The lessons were profound:
- Start now, start small, figure out what works for your enterprise and grow from there. The hardware for AR, especially, isn’t fully baked yet –everyone had a story of a toolkit that failed– but the technology is improving so quickly that companies that don’t investigate how their design reviews, training, field operations and so on could benefit will be left in the dust by those who started early
- Focus on standards. Each speaker also pointed out that there are file format issues, data translation protocols and so on — this isn’t easy yet. But if you stick to standards-based devices and approaches, you should be OK
- Workflow matters, hugely. If you use Teamcenter, for example, to manage CAD model iterations and you spawn off a process every so often to create a rendered version appropriate for a VR experience, you don’t want to have to re-render with every change. Consider how often that would be appropriate; what level of fidelity you need, when and for what reason — and manage those assets just as you do any other because it has significant value
- Solid best practices in setting up your PLM will pay dividends when it comes to implementing new technologies like AR/VR and mobile apps. We had some in the audience who were just starting their PLM journeys and who wondered whether the industrial speakers had any pitfalls to share; it always came back to “If only we had spent the time upfront”
- And PLM is still not “done” by any means. As industries move more and more into a sensor-enabled world, they need to mange both the placement of the sensors and the data that they generate. That digital to physical to digital loop can, as we all hear, create a huge data lake from which it can be near-impossible to create meaningful, actionable, information. Companies implementing (or re-evaluating an existing) PLM need to factor this in: how will that loop be created? How will it be closed? Machine learning is only possible if you know the questions you want to start with; from there, magic can happen
- We also touched on additive manufacturing, and how it can transform both how a business operates (how products are designed, the products themselves, what types of things are held in inventory) and business models that bring production closer to the customer.

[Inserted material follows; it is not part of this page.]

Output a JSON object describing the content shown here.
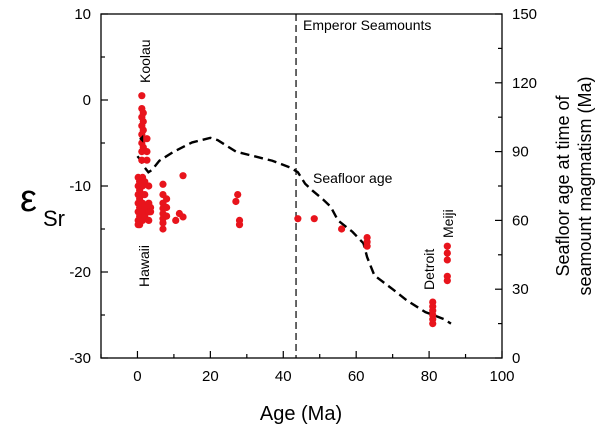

Many great examples were shared during the day, but I’d like to highlight just one, both because I had no idea, and because Jim Maul subbed in for another speaker at the last second, making him a hero of the day. Jim works at Orbital ATK, making rockets and missiles for the US military. Orbital ATK is working on integrating VR across design, verification, ergonomics, field simulation, manufacturing process simulation, operations, and training — but also, interestingly, in recruiting and training new workers. Orbital ATK created an Immersive Visualization Lab to trial technology and let people become more familiar with it, and to develop more use cases. Jim told two stories that really resonated: first, it’s tough for the people making purchasing decisions to visualize how these products will work; by creating an immersive environment but at human scale, Orbital ATK was able to show the military exactly how it would feel to an insurgent to be on the receiving end of one of its missiles. I had no idea that mattered, but of course it does: they’re aiming for shock and awe as much as for the boom. By being able to show this to the military, Orbital ATK scooped its competition and won the order. Second, many new engineers need to get a sense of what they’re really working on. By creating a virtual environment, they get to “crawl” around inside a rocket, to really understand scale and configuration. Orbital ATK rolls this sort of process out to training, using the Oculus Rift and a “see it, do it” concept. An avatar shows the trainee what to do in the inspection process, the trainee then does it but with little tests thrown in to see how they react. There are still issues: VR and large CAD assemblies can be problematic, since untethered devices can only hold so much data. But the goal is to get to a point where realistic fit checks and walk thrus become routine. Bottom line, said Jim, “VR engages our customers, engineers and program management in a new way, to better understand the current design, analysis, manufacture and/or training challenges.” By all “seeing” the same thing, everyone can more quickly work together on a resolution.
It was an awesome day, Thanks to the PLM World/PLM Connection team for having me and to all of the speakers who made the day possible: Siemens’ Ray Kok, Alastair Orchard, and Mohsen Rezayat; Jim Maul from Orbital ATK, Jeffery Legan from MTD, who showed off his Microsoft Hololens, Todd Slater from Amway, who shared great lessons in PLM; Dave Hutchinson from Lightworks; Jeff Pohl and Mike Cheung from Deloitte.